Final investment decisions have been delayed on seven U.S. LNG export facilities
Asia’s promise
Around two-thirds of expected growth in LNG demand in the next decade will come from the world’s fastest growing market for LNG imports – namely, China, India, Pakistan, and Bangladesh, a Wood Mackenzie report shows. However, China’s natural gas consumption is expected to grow at 4.2% in 2020 due to the pandemic, the slowest growth rate for five years.
The coronavirus outbreak has had a major impact on China’s economic, societal, and energy development,” says a report by the oil and gas department at China’s National Energy Administration, according to Reuters.
“Consequently, the growth rate of the demand for natural gas has been suppressed significantly.”
However, even at a mere 4.2% growth, China will still be the biggest importer of LNG. Alongside China, India is expected to dominate Asia’s LNG regasification capacity additions in the coming years, accounting for 60% of the region’s total between 2020 and 2024 − indicating buoyant demand growth.
Asia’s developing economies also look set to increase their energy demand, and low natural gas prices could challenge coal’s dominance as fuel for power generation.
Demand from the rapidly expanding economies of the Asia-Pacific region could be a driving force to generate momentum for a worldwide economic recovery from the effects of the pandemic.

Asia’s power-house economies could help drive a global economic recovery from the pandemic
The power of LNG
So what does this mean for the future of LNG?
While the global response to COVID-19 has impacted short-term demand, expectations are that this is a blip on an otherwise positive, long-term outlook.
Natural gas demand is predicted to fall by around 3% in 2020, then make a robust recovery, according to the International Energy Agency.

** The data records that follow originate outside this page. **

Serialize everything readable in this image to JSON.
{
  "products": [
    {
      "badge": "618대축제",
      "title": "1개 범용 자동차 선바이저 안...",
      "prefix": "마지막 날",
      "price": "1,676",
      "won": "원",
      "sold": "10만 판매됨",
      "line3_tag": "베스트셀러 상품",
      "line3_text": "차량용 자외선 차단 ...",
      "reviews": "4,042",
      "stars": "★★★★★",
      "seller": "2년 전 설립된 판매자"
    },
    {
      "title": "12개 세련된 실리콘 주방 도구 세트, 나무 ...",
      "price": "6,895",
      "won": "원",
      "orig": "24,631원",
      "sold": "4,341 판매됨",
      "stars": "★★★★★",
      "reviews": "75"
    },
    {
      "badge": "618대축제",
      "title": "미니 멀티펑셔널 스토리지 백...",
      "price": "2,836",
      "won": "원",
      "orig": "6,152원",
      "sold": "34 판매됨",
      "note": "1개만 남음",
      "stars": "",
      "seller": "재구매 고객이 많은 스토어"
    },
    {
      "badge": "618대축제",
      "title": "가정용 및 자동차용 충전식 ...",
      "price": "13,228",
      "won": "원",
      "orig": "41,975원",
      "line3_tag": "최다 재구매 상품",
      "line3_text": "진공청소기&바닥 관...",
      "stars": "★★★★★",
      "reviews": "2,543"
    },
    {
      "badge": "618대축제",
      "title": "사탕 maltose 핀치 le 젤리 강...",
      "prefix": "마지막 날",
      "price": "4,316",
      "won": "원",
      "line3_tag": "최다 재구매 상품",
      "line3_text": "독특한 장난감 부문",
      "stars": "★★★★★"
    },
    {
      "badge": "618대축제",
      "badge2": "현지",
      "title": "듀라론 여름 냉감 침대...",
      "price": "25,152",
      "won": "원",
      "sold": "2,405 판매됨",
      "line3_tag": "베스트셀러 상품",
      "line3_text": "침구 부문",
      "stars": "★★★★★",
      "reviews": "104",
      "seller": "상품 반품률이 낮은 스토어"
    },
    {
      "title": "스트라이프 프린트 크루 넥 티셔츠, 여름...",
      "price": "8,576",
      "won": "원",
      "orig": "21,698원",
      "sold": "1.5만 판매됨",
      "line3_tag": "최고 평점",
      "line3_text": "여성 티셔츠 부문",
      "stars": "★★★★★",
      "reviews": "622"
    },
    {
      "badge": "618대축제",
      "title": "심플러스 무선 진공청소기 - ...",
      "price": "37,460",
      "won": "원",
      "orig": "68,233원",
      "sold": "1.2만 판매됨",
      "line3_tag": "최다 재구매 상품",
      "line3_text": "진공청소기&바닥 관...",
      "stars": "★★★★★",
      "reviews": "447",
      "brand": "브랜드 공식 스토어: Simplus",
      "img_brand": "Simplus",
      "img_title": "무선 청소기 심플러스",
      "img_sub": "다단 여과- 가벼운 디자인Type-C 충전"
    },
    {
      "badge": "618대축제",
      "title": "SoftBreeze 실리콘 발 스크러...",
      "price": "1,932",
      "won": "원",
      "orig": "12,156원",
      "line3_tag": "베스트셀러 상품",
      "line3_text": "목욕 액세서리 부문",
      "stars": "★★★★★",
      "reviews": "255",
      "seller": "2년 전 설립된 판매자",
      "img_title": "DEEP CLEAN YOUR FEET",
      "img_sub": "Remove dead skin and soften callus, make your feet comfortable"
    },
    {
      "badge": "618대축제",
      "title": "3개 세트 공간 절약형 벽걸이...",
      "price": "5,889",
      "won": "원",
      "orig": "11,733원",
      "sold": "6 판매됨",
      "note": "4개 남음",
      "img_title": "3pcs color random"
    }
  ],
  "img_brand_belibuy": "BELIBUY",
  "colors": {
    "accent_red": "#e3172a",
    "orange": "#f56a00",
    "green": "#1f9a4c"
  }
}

LNG is, and will remain, a high-growth industry based on a growing economy worldwide, particularly in Asia, with a desire for secure, affordable, and cleaner-burning fuels,” Douglas Wharton, vice president of Cheniere Marketing, told the Gastech industry event which was held virtually in 2020.
The decision by U.S. producers to delay new export facilities is understandable given the circumstances, but would also appear to be short-sighted. The industry can only hope that, while the prospect of supply-and-demand forces conspiring to inflate LNG prices in the short-term is very real, it will only be a matter of time before market forces encourage natural gas suppliers to get investment flowing again.